Tuesday, December 13, 2011

"I Thought"

I thought about waiting until I was inspired to something particularly profound, which nicely defeats the purpose of this continuing exercise in the entertainment value of pointless rambling. I often think of things to write in this blog, many exciting phrases and very natural-sounding, too, but I'm away from the blog when I think of them, so they don't get written. This very topic is something I've been wanting to bring up, the idea of trying to think of what I'm saying--no--the idea that I think of what I'm saying only when I don't seem to have the opportunity to say it. Once I'm actually at the keyboard, freeze happens, and I lose track of the exciting fireworks I've been producing in my head. The thing that arrives on the paper (or, in this case, on the screen) resembles more the firework after it's been fired, that stubby little ash-colored thing that litters the streets for weeks after the fourth of July. That may be what you're reading right now; it's hard for me to tell.

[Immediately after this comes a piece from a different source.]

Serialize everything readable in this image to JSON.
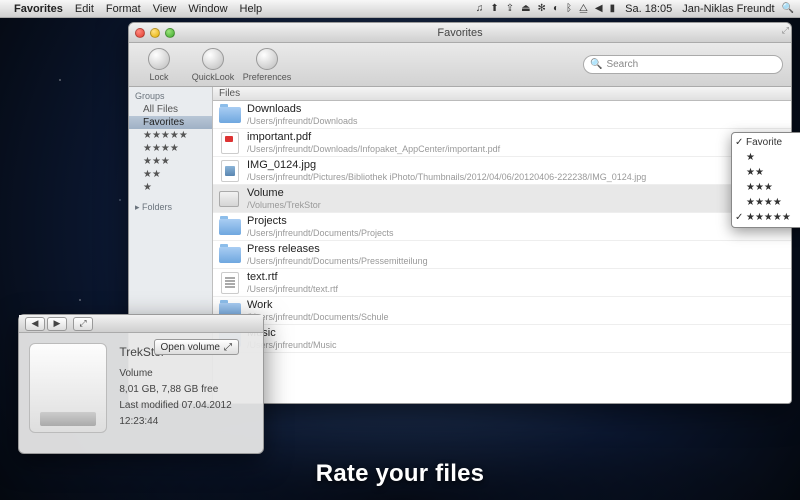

And that's among my points, isn't it? What I'm writing here--what I've been writing for all these decades--may work just fine. Part of the problem, though, is that I'm thinking a few words ahead of what I'm typing, as I've learned to do to impress and entertain, so it's quite possible that I'm denying myself the benefit of the exercise by the very virtuosity (editing would eliminate that alliteration) that I'm trying to escape here. I'm typing as fast as I can, and I'm dissatisfied, and I mostly blame Peter Elbow. He's a very good writer, very impressive or influential, as I'd probably rather say, and so his program of applied self-doubt gets right in the head of the aspiring writer. I definitely aspire. I'm pretty good (unless I'm dreadful), but I still like the idea that I can get better. Will this help?

And let's consider for a moment the rank self-absorption this transparency reveals. Just about every word I'm typing here refers to my mental state and the importance of recording its awesome triviality. Who needs that, besides, evidently, me. I know you're there, processing; if you're not there when I expect (sometime in late 2011), perhaps you're there at another time, wondering what you've stumbled over and if this guy'll ever shut up about whatever he's talking about. I seem to have arrived (to be arriving) at a nearly content-free language--not language--content-free prose. Clearly these words are about something, but they seem to add up ultimately to zero. I'm not inspired

I'm not inspired. Is this a cry for help? Who'm I crying to? Am I available for response, even for an echo from the cliffs I'm throwing this message over. Hello. The main reader of these words, I expect, will be me, so greetings, Future Charles. I hope that you've accomplished the flying car and the portable house and so forth. Does the latex itch?

I'm funny, and just about every paragraph I type starts with the word "I". These two facts may relate to each other; it's hard for me to tell. Actually, on reflection, it's easy for me to tell, to say, to narrate with many many words. It's hard for me to know.